Bringing together such an edge cloud architecture that tightly couples (1) a globally available database with (2) a rich CAAS/PAAS platform in (3) a global federation of edge clouds stitched together to provide data and code mobility would enable telecom providers to provide a true alternative to public clouds for app developers, but with the benefit of allowing applications to run in very close proximity to end users and devices—an advantage that hyperscale centralized public clouds will find very hard to compete against. With such a combination in place, telecom providers would serve as the critical platform for the complex data flow that links machine sensors to back-end services, in real-time analytics or cybersecurity, and the transportation supply-chain infrastructure to navigation, factory floors, social media, online multiplayer gaming, and autonomous consumer and business logistics apps (such as self-driving vehicles). Machine-to-machine revenues are projected to grow by double digits over the next few years, so they could potentially create massive new revenue streams in areas that are core to telecom providers and provide new greenfield opportunities to build and fortify activity away from public cloud providers and their OTT offerings.

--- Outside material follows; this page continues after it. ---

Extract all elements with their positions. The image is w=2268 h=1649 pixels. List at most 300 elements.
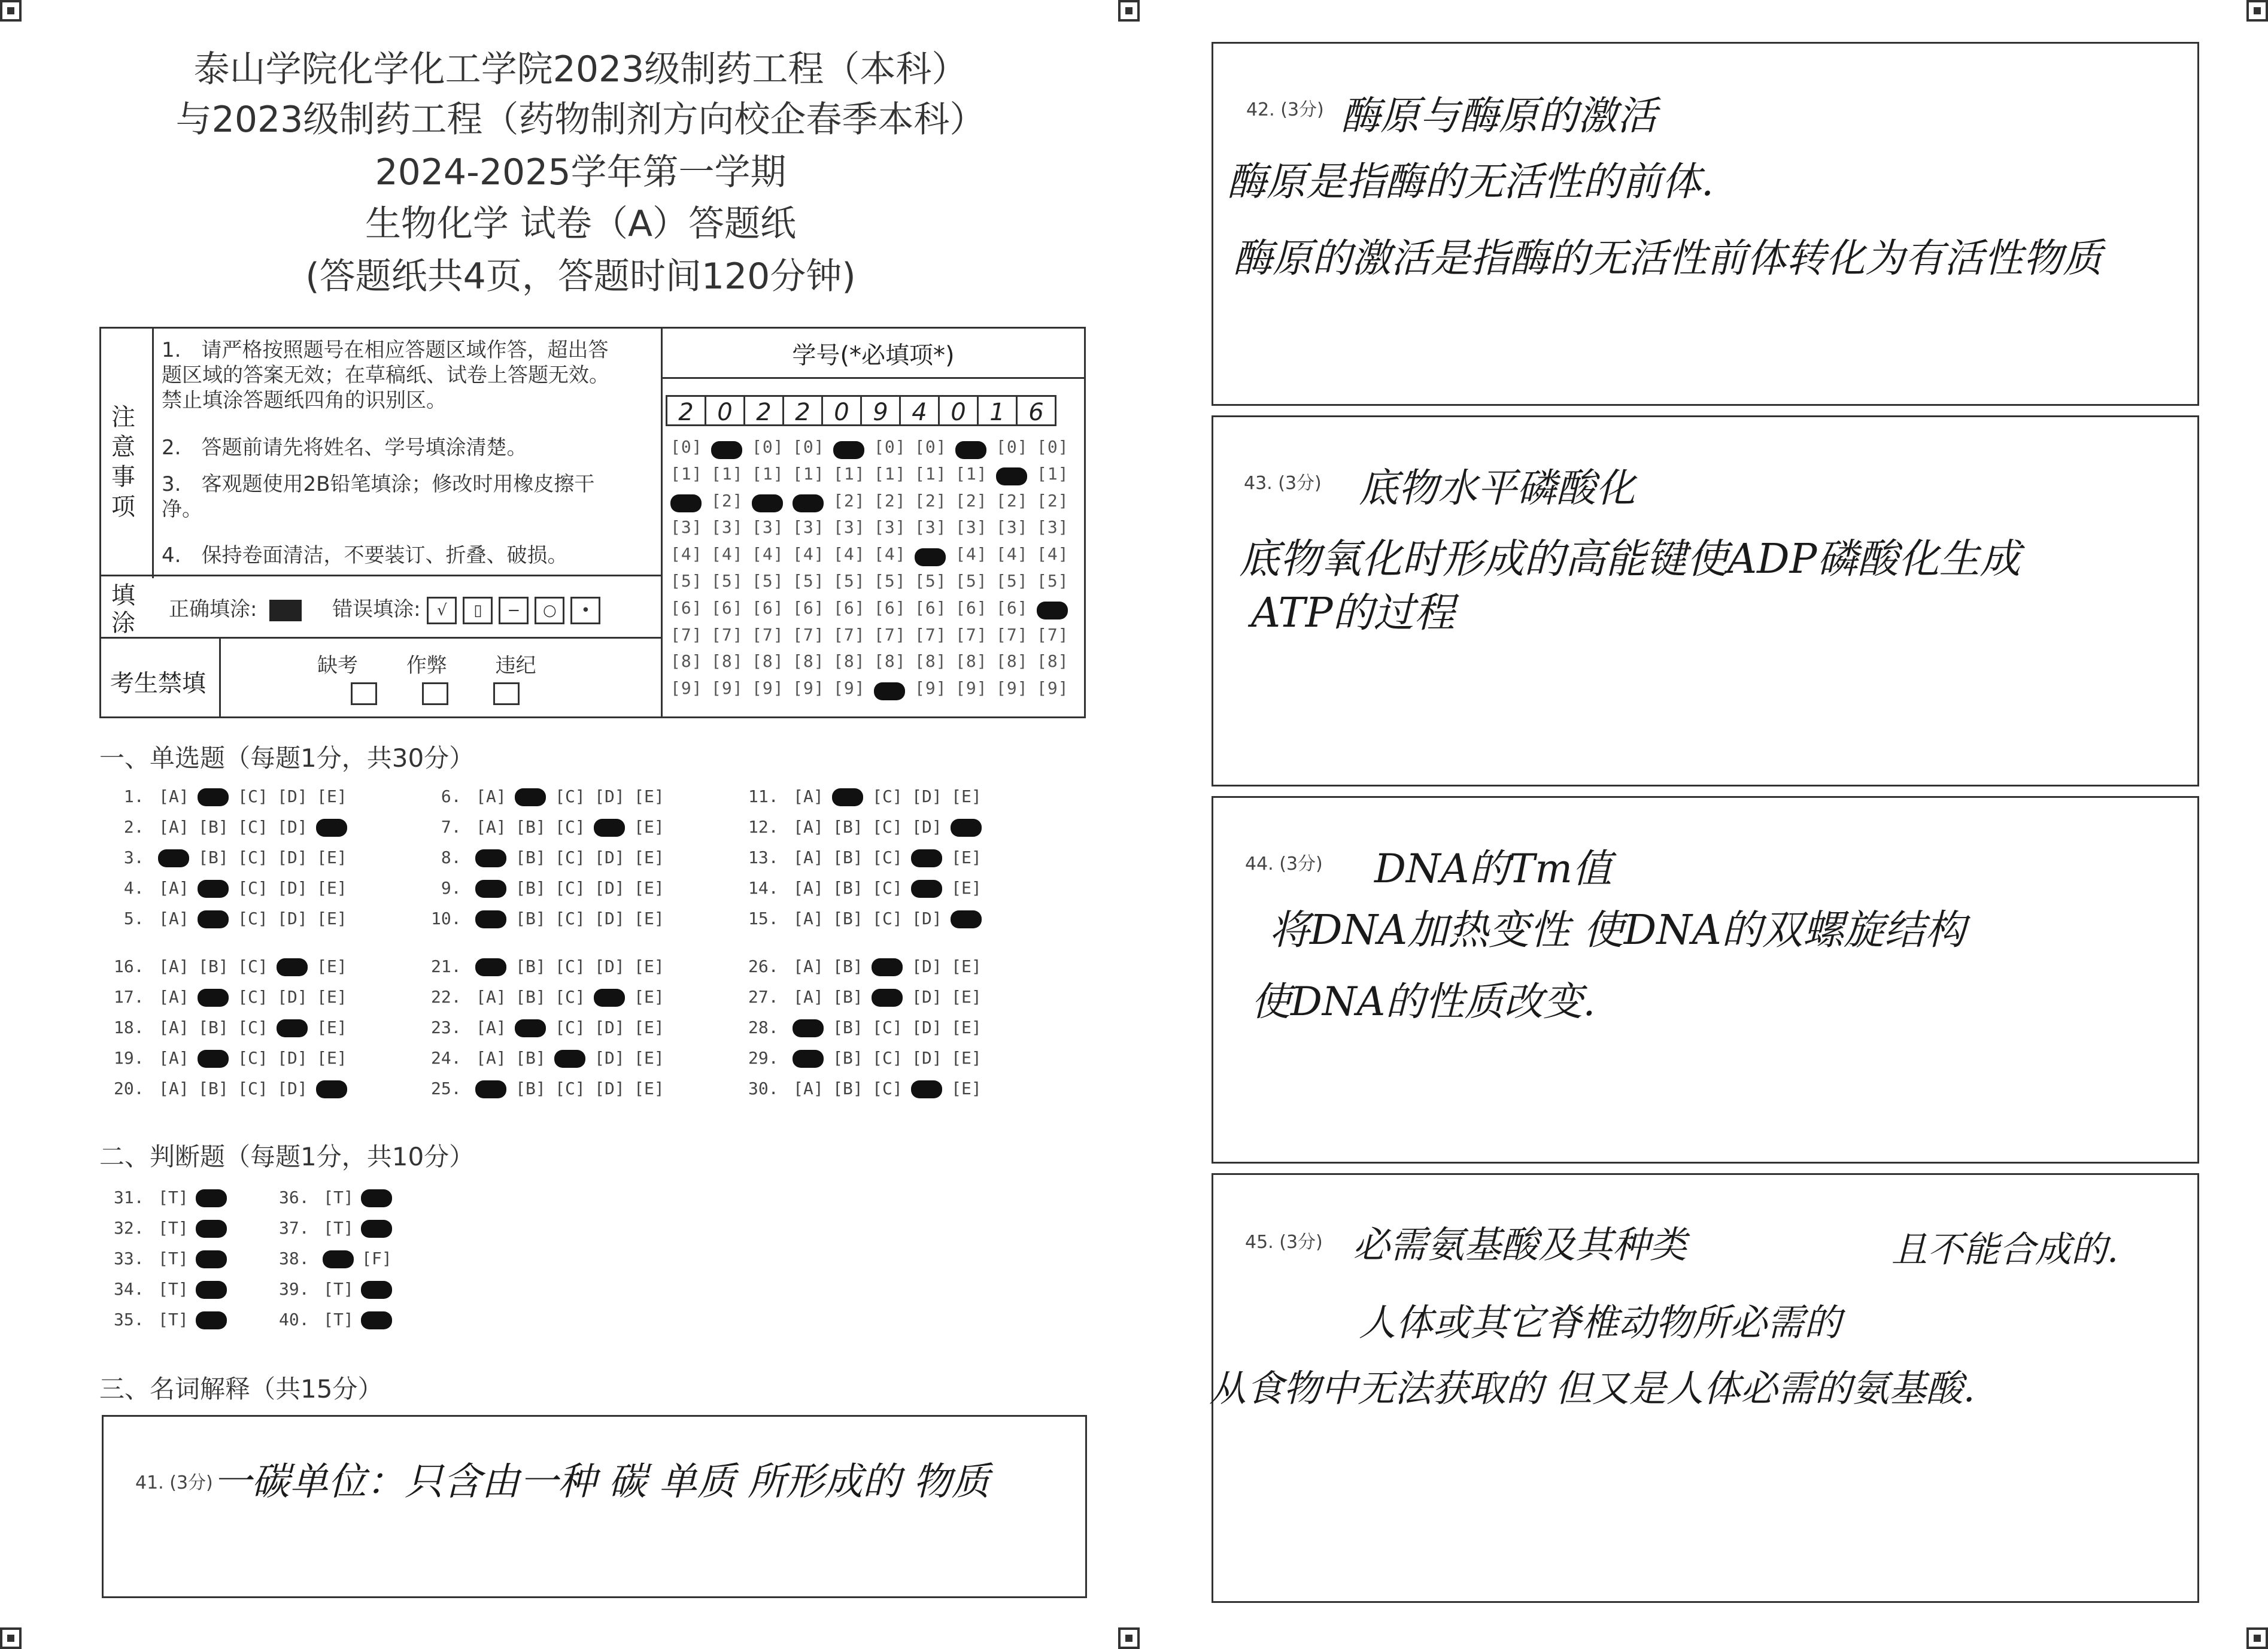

But let me end this post by pointing out the obvious: the edge is too important for telecom providers to ignore. In the previous innings of the cloud game, everyone (including yours truly) underestimated the potential of the public cloud to change how we consume media and apps, and was taken by surprise at how quickly it went mainstream as an application development platform and created brand new billion dollar OTT businesses while rapidly commoditizing and disrupting so many incumbents (I will spare you the recanting of various tales, such as Blockbuster vs. Netflix or WhatsApp vs. SMS). Telecom providers cannot afford to make that mistake with the edge. It's now the proverbial bottom of the 9th innings, the bases are loaded, and the telecom providers are at the bat—it’s anyone's game to win.